Он поднес свою открытую ладонь к ее рту, и она медленно прошлась снизу-вверх влажным языком по всей ладони, потом выпрямила голову, преданно глядя ему в глаза.
– Молодец, – сказал он.
В ответ, открыв рот так широко, как только можно, она постояла так секунд пять, потом закрыла рот и вперилась в него преданным взглядом. Он удовлетворенно хмыкнул.
– А теперь покажи, как ты облизываешь яйца – потребовал он, подставляя ей открытую ладонь.
Неотрывно глядя ему в глаза, она начала интенсивно вылизывать его ладонь, заботясь при этом, чтобы язык оставался мокрым.
– А как ты поступаешь с жопой?
Теперь ее язык сильно вибрировал, когда она массировала его ладонь. Потом, сложив язык в трубочку, она начала с силой толкать ладонь назад.
Он был в восторге, от этой начинающей шлюхи. Всего четыре дня назад она категорически отказалась сделать обычный минет, потеряв несколько тысяч долларов, хотя ей очень нужны были деньги, а теперь за триста была готова на все. Виталий и вправду был великим мастером!
Приказав держать руки за спиной, он взялся двумя пальцами правой рукой за кончик ее платья и начал медленно поднимать его вверх. Оборотная сторона платья грубо елозила по ее телу, в то время как его левая рука очень жестко держала ее за волосы. От боли из-за сильно затянутых волос у Тани выступили слезы, и она не могла пошевелить головой. Но, как и раньше, она, не мигая, смотрела на него, не произнося при этом ни звука.
Подняв платье наверх, он засунул его кончик ей в рот. Теперь она стояла перед ним с перекрещенными за ее спиной руками и кончиком платья в зубах, а он, приспустив ее трусы, освободил, таким образом, поле для дальнейших действий.

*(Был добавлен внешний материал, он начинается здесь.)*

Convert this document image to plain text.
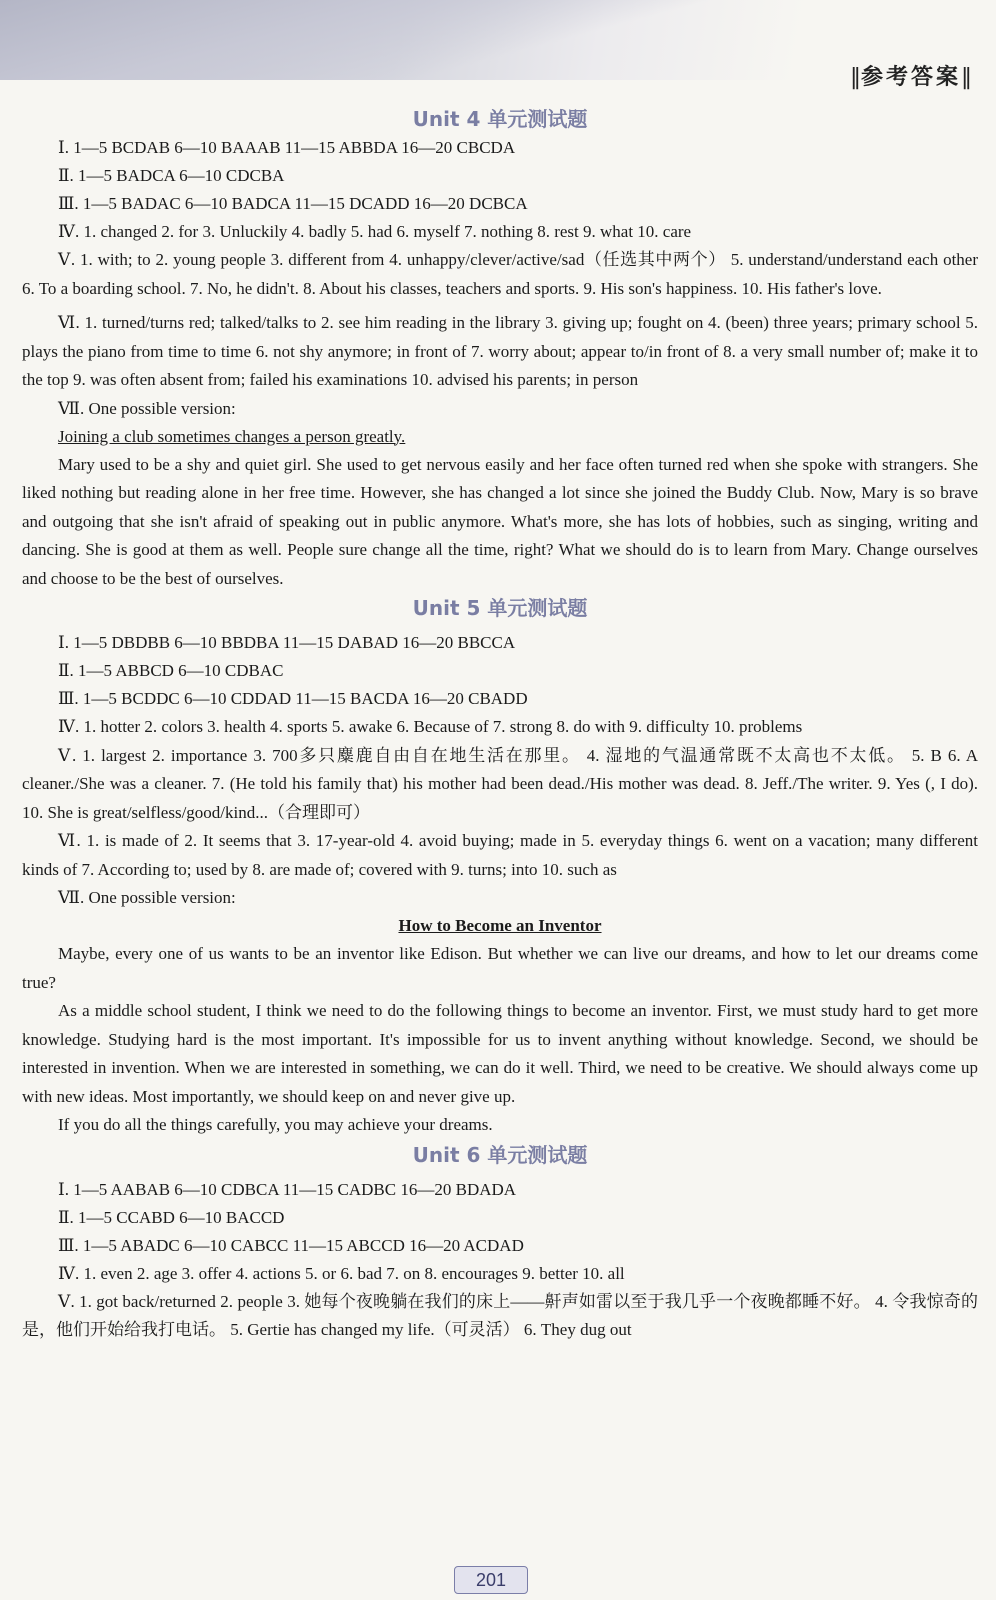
‖参考答案‖
Unit 4 单元测试题

Ⅰ. 1—5 BCDAB 6—10 BAAAB 11—15 ABBDA 16—20 CBCDA

Ⅱ. 1—5 BADCA 6—10 CDCBA

Ⅲ. 1—5 BADAC 6—10 BADCA 11—15 DCADD 16—20 DCBCA

Ⅳ. 1. changed 2. for 3. Unluckily 4. badly 5. had 6. myself 7. nothing 8. rest 9. what 10. care

Ⅴ. 1. with; to 2. young people 3. different from 4. unhappy/clever/active/sad（任选其中两个） 5. understand/understand each other 6. To a boarding school. 7. No, he didn't. 8. About his classes, teachers and sports. 9. His son's happiness. 10. His father's love.

Ⅵ. 1. turned/turns red; talked/talks to 2. see him reading in the library 3. giving up; fought on 4. (been) three years; primary school 5. plays the piano from time to time 6. not shy anymore; in front of 7. worry about; appear to/in front of 8. a very small number of; make it to the top 9. was often absent from; failed his examinations 10. advised his parents; in person

Ⅶ. One possible version:

Joining a club sometimes changes a person greatly.

Mary used to be a shy and quiet girl. She used to get nervous easily and her face often turned red when she spoke with strangers. She liked nothing but reading alone in her free time. However, she has changed a lot since she joined the Buddy Club. Now, Mary is so brave and outgoing that she isn't afraid of speaking out in public anymore. What's more, she has lots of hobbies, such as singing, writing and dancing. She is good at them as well. People sure change all the time, right? What we should do is to learn from Mary. Change ourselves and choose to be the best of ourselves.

Unit 5 单元测试题

Ⅰ. 1—5 DBDBB 6—10 BBDBA 11—15 DABAD 16—20 BBCCA

Ⅱ. 1—5 ABBCD 6—10 CDBAC

Ⅲ. 1—5 BCDDC 6—10 CDDAD 11—15 BACDA 16—20 CBADD

Ⅳ. 1. hotter 2. colors 3. health 4. sports 5. awake 6. Because of 7. strong 8. do with 9. difficulty 10. problems

Ⅴ. 1. largest 2. importance 3. 700多只麋鹿自由自在地生活在那里。 4. 湿地的气温通常既不太高也不太低。 5. B 6. A cleaner./She was a cleaner. 7. (He told his family that) his mother had been dead./His mother was dead. 8. Jeff./The writer. 9. Yes (, I do). 10. She is great/selfless/good/kind...（合理即可）

Ⅵ. 1. is made of 2. It seems that 3. 17-year-old 4. avoid buying; made in 5. everyday things 6. went on a vacation; many different kinds of 7. According to; used by 8. are made of; covered with 9. turns; into 10. such as

Ⅶ. One possible version:

How to Become an Inventor

Maybe, every one of us wants to be an inventor like Edison. But whether we can live our dreams, and how to let our dreams come true?

As a middle school student, I think we need to do the following things to become an inventor. First, we must study hard to get more knowledge. Studying hard is the most important. It's impossible for us to invent anything without knowledge. Second, we should be interested in invention. When we are interested in something, we can do it well. Third, we need to be creative. We should always come up with new ideas. Most importantly, we should keep on and never give up.

If you do all the things carefully, you may achieve your dreams.

Unit 6 单元测试题

Ⅰ. 1—5 AABAB 6—10 CDBCA 11—15 CADBC 16—20 BDADA

Ⅱ. 1—5 CCABD 6—10 BACCD

Ⅲ. 1—5 ABADC 6—10 CABCC 11—15 ABCCD 16—20 ACDAD

Ⅳ. 1. even 2. age 3. offer 4. actions 5. or 6. bad 7. on 8. encourages 9. better 10. all

Ⅴ. 1. got back/returned 2. people 3. 她每个夜晚躺在我们的床上——鼾声如雷以至于我几乎一个夜晚都睡不好。 4. 令我惊奇的是，他们开始给我打电话。 5. Gertie has changed my life.（可灵活） 6. They dug out

201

Вдруг перестав быть грубым, и очень нежно поддерживая ее за голову, он начал покусывать ее ухо, одновременно другой рукой, удивительно осторожно, массируя губки и клитор. Затем его рука пошла глубже, а зубы занялись ее шеей.
Через минуту другую, Таня начала стонать. Сначала это были едва слышные звуки, потом они стали громче. Но даже стонать она нормально не могла. Кончик платья и дальше оставался у нее во рту, и он тут же выскользнул бы, если бы она хоть чуть-чуть ослабила захват.
Он поставил ее раком, как только стоны перешли в громкое мычание. Ее руки были по-прежнему сцеплены на спине, в зубах смертной хваткой был зажат кончик платья, а равновесие она сохраняла, опершись на ковер лбом. Не обращая ни малейшего внимания на ее страдания, он интенсивно массировал ее вагину, точно также как это на ликбезе делал Виталий.
Таня яростно мычала, не разжимая зубов, а он работал все быстрее и быстрее. Наконец он вытащил пальцы из ее влагалища, после чего она почувствовала, что в ее анус входит какой-то длинный предмет. Вслед за ним второй, вероятно такой же, предмет оказался у нее во влагалище. В отличие от игрушек, которые использовал Виталий, эти были упругими, но больше времени на размышления у нее не было.
Потому что, схватив ее за волосы и рывком оторвав ее голову от ковра, ценитель сильной пощечиной заставил ее открыть рот, после чего почти по яйца загнал туда свой член.
Произошло это в момент выдоха. От неожиданности у нее все поплыло перед глазами, но он быстро вытащил член, подарив ей шанс на вздох.
Она лихорадочно дышала, как выброшенная на песок рыба, но удовольствие не могло продолжаться вечно. Ее дыхательные упражнения были прерваны двумя чувствительными пощечинами – он явно предпочитал словесным приказам указания действием, – и она опять широко открыла рот.
Следующую пару минут он интенсивно трахал ее, стараясь засунуть член как можно глубже в глотку, а затем, приказал сосать самой.
Из-за вставленных в две другие щели резиновых пенисов (она уже догадалась, что там у нее было) она не могла сильно двигаться. Все что ей оставалось это медленно, но глубоко засасывать его член, и она старалась, как могла.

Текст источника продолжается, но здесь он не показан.